What is happening? This woman is weeping because she cannot say her daughter’s name, while she is at the same time, pronouncing it? And yet, the field of neurology in the 1800’s had affirmed itself (thanks to Paol Broca and Karl Wernicke) with the idea, that cases of aphasia depended on organic lesions of certain brain areas, in which our words were stored. If these words, however, are able to re-emerge in a strongly emotionally charged situation, then they have not really been completely and materially cancelled from our brain.
This case became famous and lead to the discovery of many others. Some aphasics that are not able to articulate the words “three” or “February” can, nonetheless, pronounce the series: “one, two, three, four”, or “January, February, March”. In other patients, the words “buried” within their minds come forth, almost miraculously, when they sing or swear. Others lose only adjectives and nouns, but not verbs. Others yet, are unable to say common nouns, but are instead able to say proper nouns. Incidents like these, discovered as a result of linguistic or psychological studies keep multiplying.
In this way, the disciplines of Linguistics and Psychology continue to enrich the discipline of clinical neurology with questions as well as answers. We have discovered that language is not a mass collection of words squeezed into a group of cells: it has its own internal organization, a real and proper hierarchy of phonetic, syntactic, lexical and semantic structures. We have also come to understand, how the speech act requested of the aphasic, results not only in the re-activation of that which the naturalists of the 1800’s called the “mécanique des langues”, but is also responsible for the re-sparking of the psychological will and motivation to speak, and live.
A new paradigm was born: more than one kind of science began to compete in the process of rendering the image of the injured mind that has lost its words, increasingly more complex. Practical results have come in: rehabilitation therapies have produced surprising effects. As a result, all theories on the relationships that exist between superior functions and cortical areas have been reformulated from their very basis.

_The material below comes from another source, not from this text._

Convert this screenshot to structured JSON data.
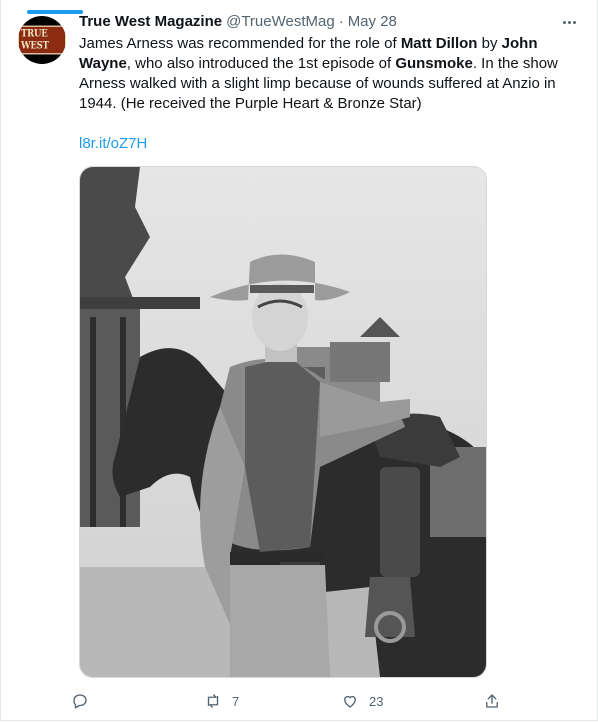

It is important to emphasize, from a very general point of view, how this fortuitous passage from the neuroscience of the 1800’s to the cognitive neuroscience of today, has been made possible by the medical field’s generous renunciation of its self-sufficient clinical organicism. The rising number of successful neuroscientific results has been proportional to that of new and evolving computer technologies applied to brainimaging, and to our growing capacity to recognize the complexity and heterogeneousness of the cognitive processes underlying physiological causality. Cognitive neuroscience, because of this, has come to symbolize team research: it is modular, interactive and effective, because highly cooperative.
If we were to use a metaphor to describe the field of cognitive neuroscience, we could compare it to an integrated department in which a team of experts from a variety of professional backgrounds work on crime prevention using a data bank of information that arrives from a variety of official government sources and that comes to be stored in one unique and specific place. As if by magic, through the integration of data coming in from separate and distinct sources of intelligence, the identikit or profile of a wanted yet still unknown criminal, is reconstructed, a little bit at a time, piece by piece, until an always clearer picture emerges of who it is they are looking for. A certain expression of the eyes, a particular physical characteristic, a certain tone and timbre of voice, a bad habit, a psychological tendency, etc., the profile of the wanted criminal starts taking on shape and form. The advantages of such a methodological approach that comes up with a new and homogeneous picture from the comparison of apparently heterogeneous pieces of information are unimaginable. Implicit to this process, however, is the renunciation of many small and particular privileges.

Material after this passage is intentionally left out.